La envidia es un jugo negro y pestilente que expele el hígado cuando deseamos fervientemente algún bien que alguien tiene o puede tenerlo en vez de alguien que también lo desea. Este efluvio de amor propio amenazado crea sentimientos de ambivalencia como la desazón y la ira.

Los celos contienen un ácido que secreta el estómago, que leguas se siente su hedor. Cuando se apoderan de nosotros nos asaltan sensaciones encontradas como el pánico y la furia ante presunción de que podemos perder un bien propio o que puede ser propio ante nuestros supuestos o reales rivales.

DOS ASPECTOS GENERAN AQUELLOS AGRIOS SENTIMIENTOS:

1.- Todos humanos queremos lo mismo. Por ello competimos incesantemente en defensa de los bienes propios o con posibilidad de ser nuestros. De interés sea aquello que apetecen dos o más personas, que a veces son legión). De ahí que nos veamos obligados, no sin incertidumbre, a manotear y patalear para preservar nuestros bienes y a extenderlos.

2.- Los humanos siempre queremos más. Esta lisa se ve acicateada porque a quien más amamos, casi hasta el estremecimiento, es a nosotros mismos. El dicho siguiente aclara esta afirmación: De que se chingue mi abuela a que me chingue yo, mejor que se chingue mi abuela. Cierto, esta verdad la escondemos y la mostramos a través de la modestia que es también una forma de hipocresía.

La envidia y los celos nos muerden, nos arañan y nos arrastran a conseguir lo que queremos o a mantener lo que tenemos, siempre con la desazón de perderlo todo ante nuestros reales o supuestos competidores. No hay peor recriminación que podemos hacernos que cuando hemos perdido algo valioso en ese jabonoso parián donde el que no cae, resbala.

LAS LEYES DEL QUERER

Los estados han creado leyes que regulan, con asegunes, este manoteo. La otra muralla de contención que no nos desfigura ante esta puja es la hipocresía: sonreímos llorando por dentro y soportamos un saludo y hasta un abrazo conteniendo un madrazo para tundir a nuestro interlocutor, competidor y posible ganador.

Esos sentimientos ocurren en la puja donde se juegan todos los bienes habidos y por haber; excepto un bien quisquilloso que está regido por las leyes del querer: me refiero al mercado de las piernas y otros adminículos.
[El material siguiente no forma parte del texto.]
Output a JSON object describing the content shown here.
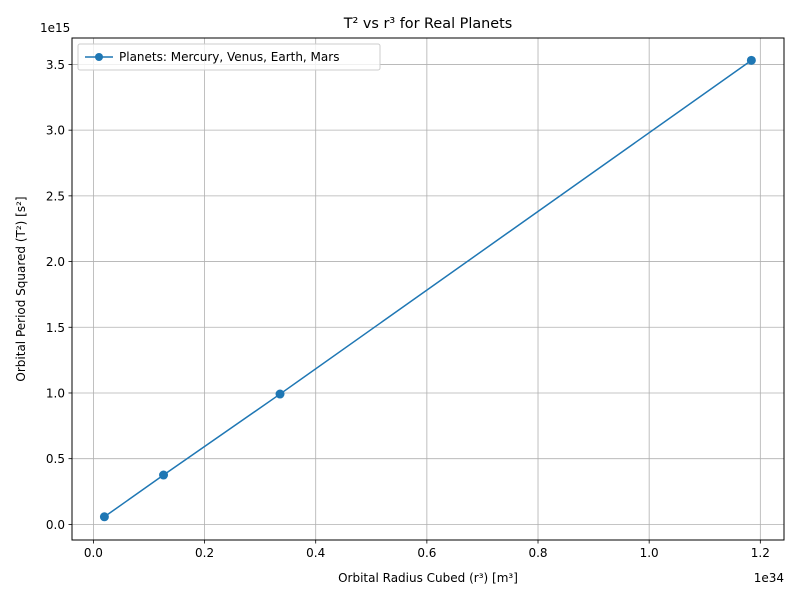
{
  "chart_data": {
    "type": "line",
    "title": "T² vs r³ for Real Planets",
    "xlabel": "Orbital Radius Cubed (r³) [m³]",
    "ylabel": "Orbital Period Squared (T²) [s²]",
    "x_offset_text": "1e34",
    "y_offset_text": "1e15",
    "xlim": [
      -0.0385,
      1.2426
    ],
    "ylim": [
      -0.1188,
      3.7013
    ],
    "x_ticks": [
      0.0,
      0.2,
      0.4,
      0.6,
      0.8,
      1.0,
      1.2
    ],
    "x_tick_labels": [
      "0.0",
      "0.2",
      "0.4",
      "0.6",
      "0.8",
      "1.0",
      "1.2"
    ],
    "y_ticks": [
      0.0,
      0.5,
      1.0,
      1.5,
      2.0,
      2.5,
      3.0,
      3.5
    ],
    "y_tick_labels": [
      "0.0",
      "0.5",
      "1.0",
      "1.5",
      "2.0",
      "2.5",
      "3.0",
      "3.5"
    ],
    "grid": true,
    "legend_location": "upper-left",
    "series": [
      {
        "name": "Planets: Mercury, Venus, Earth, Mars",
        "color": "#1f77b4",
        "marker": "circle",
        "x": [
          0.0198,
          0.1262,
          0.3358,
          1.1839
        ],
        "y": [
          0.0578,
          0.3755,
          0.9918,
          3.5311
        ]
      }
    ]
  }
}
En las sociedades modernas, con sus asegunes, las mujeres y los hombres deciden libérrimamente con quien vivir, en qué condición vivir y hasta dónde vivir juntos.

Qué bueno que esta decisión está fuera de los cálculos económico y político, o los arreglos familiares de antaño; aunque no pocas veces estos influyan. Lo malo es que esta decisión de los hombres y mujeres no es fundamentalmente racional, aunque sea libérrima: porque ese lance está mediado por el amor, y el amor es un demonio, como nos lo han dicho los poetas y novelistas. En estas lides la pasión es la que rifa. La razón en estos menesteres de obnubila hasta el punto de ver moros con tranchete.
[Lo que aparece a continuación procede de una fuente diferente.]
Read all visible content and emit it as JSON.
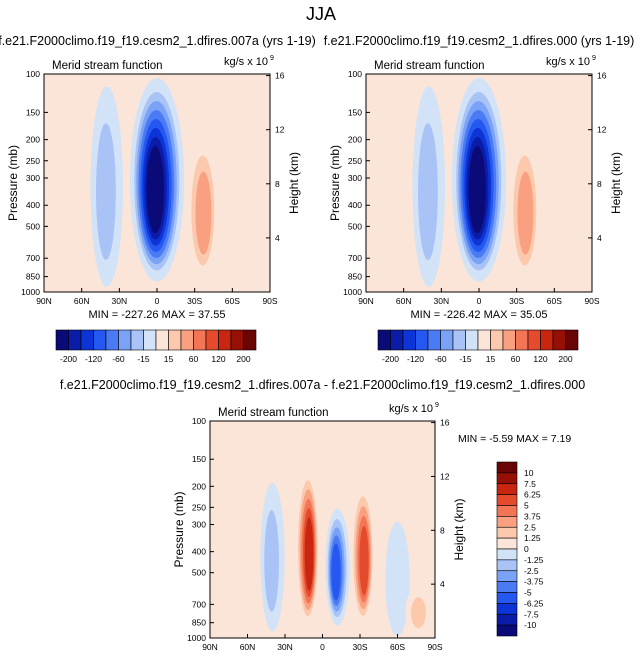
{
  "figure": {
    "title": "JJA"
  },
  "chart_data": [
    {
      "type": "heatmap",
      "title": "f.e21.F2000climo.f19_f19.cesm2_1.dfires.007a (yrs 1-19)",
      "subtitle_left": "Merid stream function",
      "units": "kg/s x 10",
      "units_exponent": "9",
      "ylabel": "Pressure (mb)",
      "ylabel_right": "Height (km)",
      "x_ticks": [
        "90N",
        "60N",
        "30N",
        "0",
        "30S",
        "60S",
        "90S"
      ],
      "y_ticks": [
        "100",
        "150",
        "200",
        "250",
        "300",
        "400",
        "500",
        "700",
        "850",
        "1000"
      ],
      "y_ticks_right": [
        "16",
        "12",
        "8",
        "4"
      ],
      "stats": "MIN = -227.26   MAX =  37.55",
      "min": -227.26,
      "max": 37.55,
      "features": [
        {
          "lat": 0,
          "p_low": 850,
          "p_high": 110,
          "value": -227.26
        },
        {
          "lat": -36,
          "p_low": 850,
          "p_high": 200,
          "value": 37.55
        },
        {
          "lat": 40,
          "p_low": 900,
          "p_high": 120,
          "value": -15
        },
        {
          "lat": -78,
          "p_low": 850,
          "p_high": 250,
          "value": 8
        }
      ]
    },
    {
      "type": "heatmap",
      "title": "f.e21.F2000climo.f19_f19.cesm2_1.dfires.000 (yrs 1-19)",
      "subtitle_left": "Merid stream function",
      "units": "kg/s x 10",
      "units_exponent": "9",
      "ylabel": "Pressure (mb)",
      "ylabel_right": "Height (km)",
      "x_ticks": [
        "90N",
        "60N",
        "30N",
        "0",
        "30S",
        "60S",
        "90S"
      ],
      "y_ticks": [
        "100",
        "150",
        "200",
        "250",
        "300",
        "400",
        "500",
        "700",
        "850",
        "1000"
      ],
      "y_ticks_right": [
        "16",
        "12",
        "8",
        "4"
      ],
      "stats": "MIN = -226.42   MAX =  35.05",
      "min": -226.42,
      "max": 35.05,
      "features": [
        {
          "lat": 0,
          "p_low": 850,
          "p_high": 110,
          "value": -226.42
        },
        {
          "lat": -36,
          "p_low": 850,
          "p_high": 200,
          "value": 35.05
        },
        {
          "lat": 40,
          "p_low": 900,
          "p_high": 120,
          "value": -15
        },
        {
          "lat": -78,
          "p_low": 850,
          "p_high": 250,
          "value": 8
        }
      ]
    },
    {
      "type": "heatmap",
      "title": "f.e21.F2000climo.f19_f19.cesm2_1.dfires.007a - f.e21.F2000climo.f19_f19.cesm2_1.dfires.000",
      "subtitle_left": "Merid stream function",
      "units": "kg/s x 10",
      "units_exponent": "9",
      "ylabel": "Pressure (mb)",
      "ylabel_right": "Height (km)",
      "x_ticks": [
        "90N",
        "60N",
        "30N",
        "0",
        "30S",
        "60S",
        "90S"
      ],
      "y_ticks": [
        "100",
        "150",
        "200",
        "250",
        "300",
        "400",
        "500",
        "700",
        "850",
        "1000"
      ],
      "y_ticks_right": [
        "16",
        "12",
        "8",
        "4"
      ],
      "stats": "MIN =  -5.59   MAX =   7.19",
      "min": -5.59,
      "max": 7.19,
      "features": [
        {
          "lat": 12,
          "p_low": 850,
          "p_high": 170,
          "value": 7.19
        },
        {
          "lat": -12,
          "p_low": 850,
          "p_high": 260,
          "value": -5.59
        },
        {
          "lat": -32,
          "p_low": 850,
          "p_high": 200,
          "value": 5.5
        },
        {
          "lat": 40,
          "p_low": 900,
          "p_high": 200,
          "value": -1.5
        },
        {
          "lat": -60,
          "p_low": 950,
          "p_high": 300,
          "value": -1.2
        },
        {
          "lat": -76,
          "p_low": 950,
          "p_high": 600,
          "value": 1.5
        }
      ]
    }
  ],
  "colorbar_top": {
    "labels": [
      "-200",
      "-120",
      "-60",
      "-15",
      "15",
      "60",
      "120",
      "200"
    ],
    "levels": [
      -200,
      -160,
      -120,
      -90,
      -60,
      -35,
      -15,
      0,
      15,
      35,
      60,
      90,
      120,
      160,
      200
    ],
    "colors": [
      "#0a0a78",
      "#0b1ca8",
      "#0d34d6",
      "#2458f0",
      "#4a7bf5",
      "#7aa2f7",
      "#a9c3f7",
      "#d3e3f7",
      "#fbe5d8",
      "#fcc9ad",
      "#f8a080",
      "#f27656",
      "#e44a2c",
      "#c8260f",
      "#971006",
      "#6a0505"
    ]
  },
  "colorbar_diff": {
    "labels": [
      "10",
      "7.5",
      "6.25",
      "5",
      "3.75",
      "2.5",
      "1.25",
      "0",
      "-1.25",
      "-2.5",
      "-3.75",
      "-5",
      "-6.25",
      "-7.5",
      "-10"
    ],
    "levels": [
      -10,
      -7.5,
      -6.25,
      -5,
      -3.75,
      -2.5,
      -1.25,
      0,
      1.25,
      2.5,
      3.75,
      5,
      6.25,
      7.5,
      10
    ],
    "colors": [
      "#0a0a78",
      "#0b1ca8",
      "#0d34d6",
      "#2458f0",
      "#4a7bf5",
      "#7aa2f7",
      "#a9c3f7",
      "#d3e3f7",
      "#fbe5d8",
      "#fcc9ad",
      "#f8a080",
      "#f27656",
      "#e44a2c",
      "#c8260f",
      "#971006",
      "#6a0505"
    ]
  }
}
EN EL PARIÁN DEL AMOR Y LA INCERTIDUMBRE.

En esta plaza de los sentidos y los sentimientos el que comanda es el deseo: es la leña y el combustible en la que arden las ansias de comunión. Ahí sexo, erotismo y amor suelen parecer ser una y la misma cosa. Pero cualquiera que sea la estación dónde se sitúe la urgencia de la cópula , siempre nos apremia el deseo de buscar y encontrar el oscuro objeto deseo.

Pero más allá de esta reflexión, el deseo dispara la pasión que suele convertirnos en perros de presa ante el peligro de perder o que nos birlen a la persona amada. Quién no ha sentido asfixiarse y hasta perder el sentido ante un arranque de celos y, por supuesto, quién no ha matado a su rival en amores, al menos simbólicamente.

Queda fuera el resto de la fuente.